瞧他說得口沫橫飛,柳雩妮馬上聯想到大事不妙,心情一下沉到谷底。
「你怎麼擺一張臭臉呢!」柳士傑又鼓動如簧之舌,讒言道:「我這是真心為你設想,雖說當丫環不算是什麼光宗耀祖的事,但至少比到娼門當妓女強多了。」
「你要我去當人家的丫環?」她大聲質問。
「呃……不當丫環也可以,我另外還幫你相了兩門親,對象也都不錯,一個是城北的周員外,去年剛死了老婆,急著續絃;第二個是冀東街的李三少,今年三十出頭,長得人模人樣。」
廢話,只要是人,誰不是長得人模人樣?
「我想,你會比較滿意那位李三少,所以,我今兒特地約了人家來。」柳士傑見她妹妹一張俏臉拉得比馬還長,連吞兩口口水,才又接口道:「不過,他們那種有錢人,比較在意家世背景,你好不好進去把那件我給你新買的儒裙穿上,這樣比較呃……」
「不好。」沒等她老哥說完,柳雩妮即一口回絕,並且一屁股坐在側門口的石階上。
「別這樣嘛,人家馬上就要來了,你好歹——」
柳士傑不勸還好,一勸,讓她更加火大,索性把裙擺拉到膝蓋上頭納涼。
「要死了,你這是……若教旁人見著了,不要說嫁人了,你連丫環也當不成。」柳士傑被她這沒氣質的舉動,氣得一張笑臉凝在半空中。
「我不要嫁人,也不要當丫環,我要回去賣餅。」她火大了,連袖管也捲起來,兩肢白淨淨的胳膊好生嚇人地在空中揮來揮去。
柳士傑見她辣性大發,有點招架不住。「你,你,你……」穩住穩住,這節骨眼千萬要忍一時氣,方能獲取白花花的銀兩,抱得美人歸。他很清楚,他妹子不僅會賣菜,小曲更是唱得一級棒,奈何她不肯下海執壺,否則肯定是最紅的藝妓。
柳士傑咬咬牙,換過一張皮笑向不笑的臉。「你先別一古腦的拒絕,待見了面,看看情形如何,再下定論猶不遲。」
「我說不要就是不要。」黃鼠狼,壞哥哥!柳雩妮霍地起身,一手拉著裙擺兀自繞著涼亭亂晃。
柳士傑急了,忙跟在後面,好說歹說:「這事我已經跟人家說好了,也拿了訂金,你不答應是不行的。啊!」
柳雩妮原本快步疾行,忽然停住側轉身子,害她老哥一個不留神直接撞上前面的廊柱。
「喲,要死了你。」
「誰叫你走路不長眼睛?」活該!柳雩妮待要轉向大殿,左右兩旁旋即冒出三名壯漢。她哥哥居然找打手來逼她就範?
「跟你說了,事情已經沒有轉圈的餘地了嘛。
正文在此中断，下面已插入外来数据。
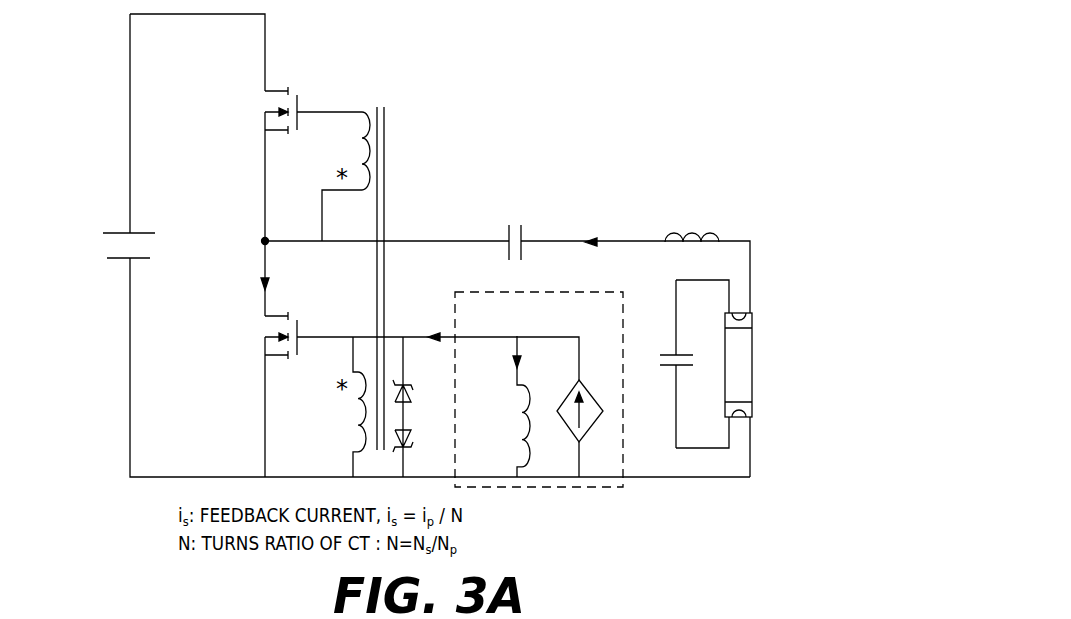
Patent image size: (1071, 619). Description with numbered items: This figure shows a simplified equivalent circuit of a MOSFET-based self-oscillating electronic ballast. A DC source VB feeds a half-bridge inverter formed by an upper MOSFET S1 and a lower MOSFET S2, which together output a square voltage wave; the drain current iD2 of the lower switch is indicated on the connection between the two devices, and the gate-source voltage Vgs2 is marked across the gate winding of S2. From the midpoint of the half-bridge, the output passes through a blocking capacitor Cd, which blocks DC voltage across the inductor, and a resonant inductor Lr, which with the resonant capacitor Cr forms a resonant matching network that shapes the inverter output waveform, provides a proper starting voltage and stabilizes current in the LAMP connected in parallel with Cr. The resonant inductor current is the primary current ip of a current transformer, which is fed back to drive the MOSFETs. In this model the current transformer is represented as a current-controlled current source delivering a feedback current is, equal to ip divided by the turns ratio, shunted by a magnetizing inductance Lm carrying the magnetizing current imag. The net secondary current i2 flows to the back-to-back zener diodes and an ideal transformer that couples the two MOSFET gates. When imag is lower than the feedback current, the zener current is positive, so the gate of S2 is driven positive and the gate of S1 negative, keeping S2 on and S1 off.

The DC bus voltage source VB is at (120, 224).
The first MOSFET switch S1 is at (256, 111).
The second MOSFET switch S2 is at (256, 336).
The drain current of S2 iD2 is at (211, 282).
The gate-source voltage of S2 Vgs2 is at (303, 405).
The blocking capacitor Cd is at (509, 225).
The resonant inductor Lr is at (692, 216).
The resonant capacitor Cr is at (686, 364).
The lamp LAMP is at (763, 365).
The magnetizing inductance Lm is at (501, 406).
The magnetizing current imag is at (484, 378).
The feedback current is is at (575, 397).
The primary current ip is at (592, 281).
The secondary current i2 is at (433, 305).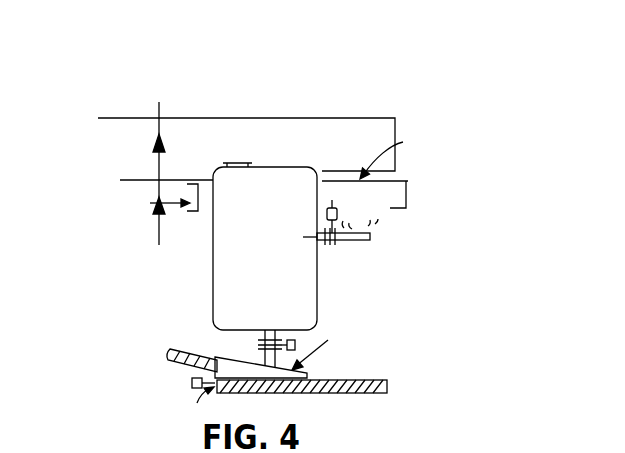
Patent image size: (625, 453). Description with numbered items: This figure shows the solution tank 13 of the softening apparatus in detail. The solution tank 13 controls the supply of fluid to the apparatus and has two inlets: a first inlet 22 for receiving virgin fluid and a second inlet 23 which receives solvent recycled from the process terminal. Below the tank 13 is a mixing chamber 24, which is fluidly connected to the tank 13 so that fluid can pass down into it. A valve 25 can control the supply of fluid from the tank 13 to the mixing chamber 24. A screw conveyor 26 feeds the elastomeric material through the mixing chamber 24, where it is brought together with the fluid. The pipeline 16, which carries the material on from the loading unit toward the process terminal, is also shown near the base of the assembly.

The solution tank 13 is at (340, 64).
The pipeline 16 is at (346, 375).
The first inlet 22 is at (225, 152).
The second inlet 23 is at (378, 233).
The mixing chamber 24 is at (233, 352).
The valve 25 is at (190, 382).
The screw conveyor 26 is at (191, 338).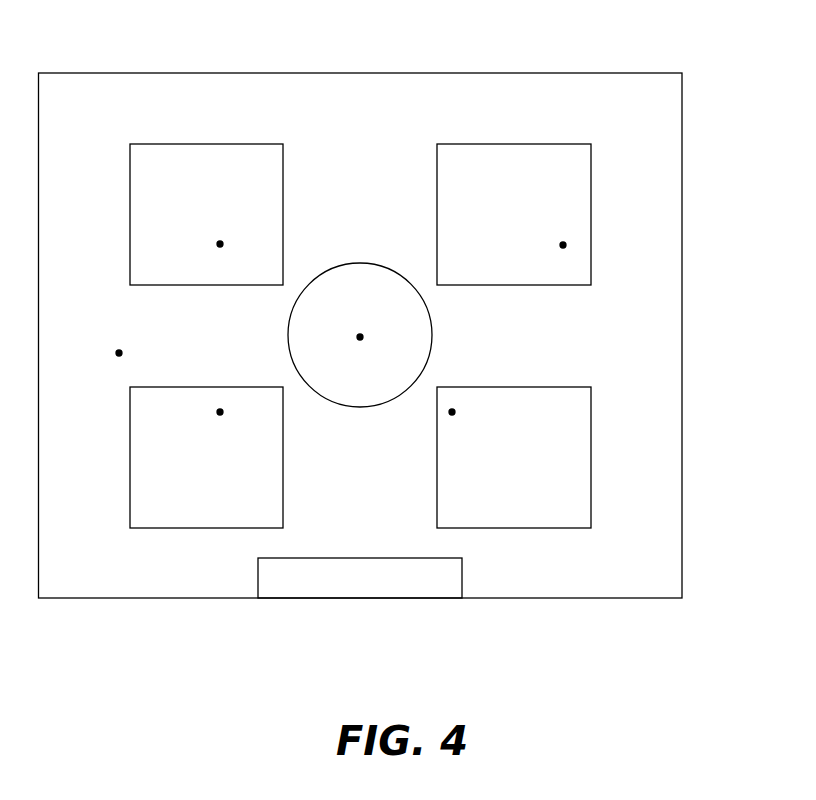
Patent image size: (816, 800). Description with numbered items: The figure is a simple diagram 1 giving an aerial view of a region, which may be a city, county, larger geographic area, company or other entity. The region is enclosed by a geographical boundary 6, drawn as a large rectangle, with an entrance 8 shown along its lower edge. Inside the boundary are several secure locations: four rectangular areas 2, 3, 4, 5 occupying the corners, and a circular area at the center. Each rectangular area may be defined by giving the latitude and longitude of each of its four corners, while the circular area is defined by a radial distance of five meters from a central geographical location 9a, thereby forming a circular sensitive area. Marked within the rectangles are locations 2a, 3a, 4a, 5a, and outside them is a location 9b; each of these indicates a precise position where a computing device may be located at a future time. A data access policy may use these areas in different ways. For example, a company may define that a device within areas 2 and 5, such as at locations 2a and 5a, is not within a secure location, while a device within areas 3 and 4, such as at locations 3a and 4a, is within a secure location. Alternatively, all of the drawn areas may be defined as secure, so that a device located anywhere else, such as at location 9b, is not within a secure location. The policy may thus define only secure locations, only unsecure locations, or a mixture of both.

The simple diagram 1 is at (160, 675).
The area 2 is at (249, 175).
The location 2a is at (217, 241).
The area 3 is at (552, 175).
The location 3a is at (560, 244).
The area 4 is at (249, 422).
The location 4a is at (217, 414).
The area 5 is at (552, 422).
The location 5a is at (455, 415).
The geographical boundary 6 is at (486, 73).
The entrance 8 is at (427, 598).
The geographical location 9a is at (360, 340).
The location 9b is at (122, 352).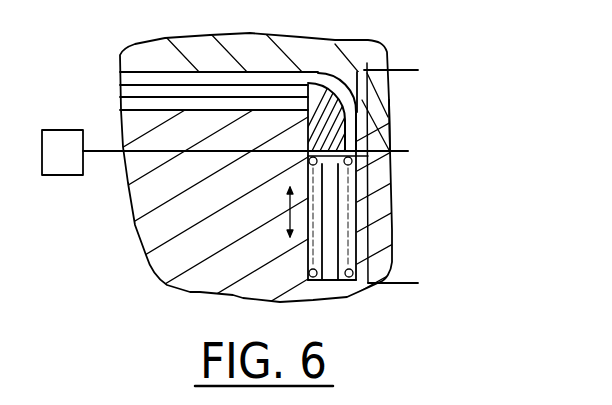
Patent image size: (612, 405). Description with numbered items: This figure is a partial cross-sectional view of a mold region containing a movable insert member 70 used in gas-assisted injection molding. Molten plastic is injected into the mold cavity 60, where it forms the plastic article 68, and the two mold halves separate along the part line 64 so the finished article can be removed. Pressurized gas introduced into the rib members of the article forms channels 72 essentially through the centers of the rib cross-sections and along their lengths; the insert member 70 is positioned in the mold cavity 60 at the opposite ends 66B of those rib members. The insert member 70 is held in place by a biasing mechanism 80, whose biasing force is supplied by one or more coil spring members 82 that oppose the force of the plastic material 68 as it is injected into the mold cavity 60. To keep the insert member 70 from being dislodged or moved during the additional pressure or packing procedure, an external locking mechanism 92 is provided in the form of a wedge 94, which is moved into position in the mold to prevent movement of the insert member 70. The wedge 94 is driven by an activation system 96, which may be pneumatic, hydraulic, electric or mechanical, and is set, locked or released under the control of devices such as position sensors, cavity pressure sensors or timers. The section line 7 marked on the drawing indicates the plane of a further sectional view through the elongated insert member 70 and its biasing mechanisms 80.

The mold cavity 60 is at (150, 76).
The channels 72 is at (198, 87).
The plastic article 68 is at (257, 72).
The opposite ends of rib members 66B is at (122, 103).
The insert member 70 is at (311, 117).
The part line 64 is at (387, 135).
The wedge 94 is at (263, 162).
The biasing mechanism 80 is at (353, 202).
The coil spring members 82 is at (333, 282).
The activation system 96 is at (60, 177).
The external locking mechanism 92 is at (68, 217).
The section line 7- 7 is at (404, 177).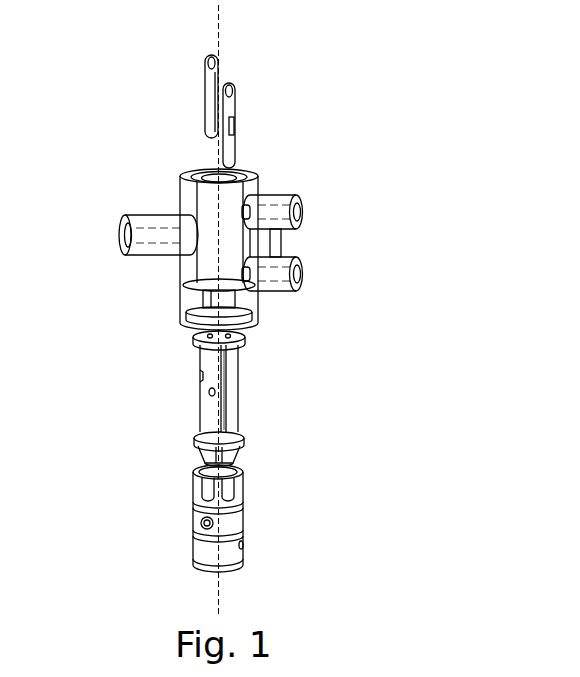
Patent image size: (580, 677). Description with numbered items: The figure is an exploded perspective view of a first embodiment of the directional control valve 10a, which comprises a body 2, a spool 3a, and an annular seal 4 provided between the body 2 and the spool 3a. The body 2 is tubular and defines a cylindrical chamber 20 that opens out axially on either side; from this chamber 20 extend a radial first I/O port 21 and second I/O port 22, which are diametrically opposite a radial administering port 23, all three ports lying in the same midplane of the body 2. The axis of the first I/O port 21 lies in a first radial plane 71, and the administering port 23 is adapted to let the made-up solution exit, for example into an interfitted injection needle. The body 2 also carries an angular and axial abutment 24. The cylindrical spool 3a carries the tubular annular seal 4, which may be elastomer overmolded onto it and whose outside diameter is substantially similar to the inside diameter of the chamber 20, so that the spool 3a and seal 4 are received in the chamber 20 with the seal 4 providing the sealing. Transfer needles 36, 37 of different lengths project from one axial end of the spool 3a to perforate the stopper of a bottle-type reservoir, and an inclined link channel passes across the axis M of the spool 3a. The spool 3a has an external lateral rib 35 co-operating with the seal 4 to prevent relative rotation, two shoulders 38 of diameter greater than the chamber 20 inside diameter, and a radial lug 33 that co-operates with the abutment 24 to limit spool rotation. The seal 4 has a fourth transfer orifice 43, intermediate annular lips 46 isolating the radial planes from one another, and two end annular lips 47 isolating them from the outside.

The axis of the spool M is at (221, 14).
The directional control valve 10a is at (321, 168).
The body 2 is at (182, 268).
The cylindrical chamber 20 is at (203, 169).
The first inlet/outlet port 21 is at (303, 278).
The second inlet/outlet port 22 is at (303, 215).
The administering port 23 is at (121, 232).
The angular and axial abutment 24 is at (187, 315).
The spool 3a is at (240, 373).
The radial lug 33 is at (200, 457).
The external lateral rib 35 is at (240, 412).
The transfer needle 36 is at (233, 107).
The transfer needle 37 is at (208, 88).
The shoulders 38 is at (247, 338).
The annular seal 4 is at (253, 519).
The fourth transfer orifice 43 is at (198, 520).
The intermediate annular lips 46 is at (245, 504).
The end annular lips 47 is at (245, 473).
The first radial plane 71 is at (208, 393).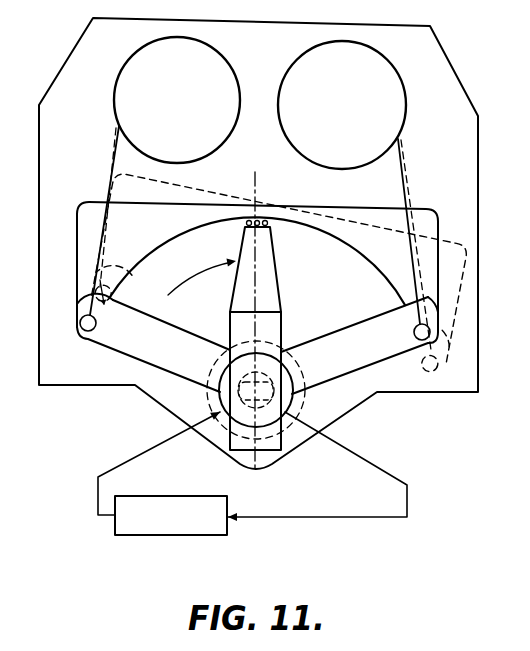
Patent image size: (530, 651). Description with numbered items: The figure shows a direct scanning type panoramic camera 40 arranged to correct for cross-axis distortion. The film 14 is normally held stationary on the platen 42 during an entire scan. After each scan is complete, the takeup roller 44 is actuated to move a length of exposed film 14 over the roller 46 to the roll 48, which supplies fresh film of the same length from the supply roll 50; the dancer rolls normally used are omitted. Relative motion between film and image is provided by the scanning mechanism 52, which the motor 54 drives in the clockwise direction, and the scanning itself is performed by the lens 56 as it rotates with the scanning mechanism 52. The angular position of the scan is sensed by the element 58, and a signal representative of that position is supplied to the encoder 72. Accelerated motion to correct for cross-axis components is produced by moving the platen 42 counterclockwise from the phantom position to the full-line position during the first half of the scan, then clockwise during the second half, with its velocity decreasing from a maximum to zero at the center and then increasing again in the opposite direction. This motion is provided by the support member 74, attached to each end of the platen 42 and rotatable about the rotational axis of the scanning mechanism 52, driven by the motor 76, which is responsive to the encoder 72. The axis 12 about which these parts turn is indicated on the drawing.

The axis of rotation 12 is at (255, 176).
The film 14 is at (378, 272).
The direct scanning type panoramic camera 40 is at (130, 407).
The platen 42 is at (340, 208).
The takeup roller 44 is at (85, 335).
The roller 46 is at (418, 320).
The roll 48 is at (227, 62).
The supply roll 50 is at (382, 58).
The scanning mechanism 52 is at (277, 281).
The motor 54 is at (306, 392).
The lens 56 is at (296, 368).
The element 58 is at (215, 372).
The encoder 72 is at (198, 537).
The support member 74 is at (174, 327).
The motor 76 is at (210, 398).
」柳士傑語畢,竟閃到那大漢後頭,準備作壁上觀。
有哥若此,她又能說什麼呢?
識時務者為佳人,與其嫁人周家,當一輩子不見天日的後娘,還不如為奴為婢,頂多忍個三五年,也許尚能為自己爭個自由身。柳雩妮一口氣提上來,生硬地,緩緩地吞回肚子裡去。她狹長的鳳眼輕淺翻轉,心中已有了計較。
「要我嫁人,免談;當丫環,倒可以商量。」
「行行行,只要你肯幫老哥這個大忙,老哥一輩子感激你,而且保證一籌夠錢,就把你贖回去。」許是怕她臨時變卦,他忙又解釋,「 ,我也是情非得已。常言道:大丈夫不可一日無權,小丈夫不可一日無錢。而我呢?」
你什麼都不是!她連反唇相稽,破口大罵都提不起勁。
***
是夜,寺外來了一名年紀大約五十上下的老婦,自稱是趙嬤嬤,看起來挺和氣的,講話也挺客氣的。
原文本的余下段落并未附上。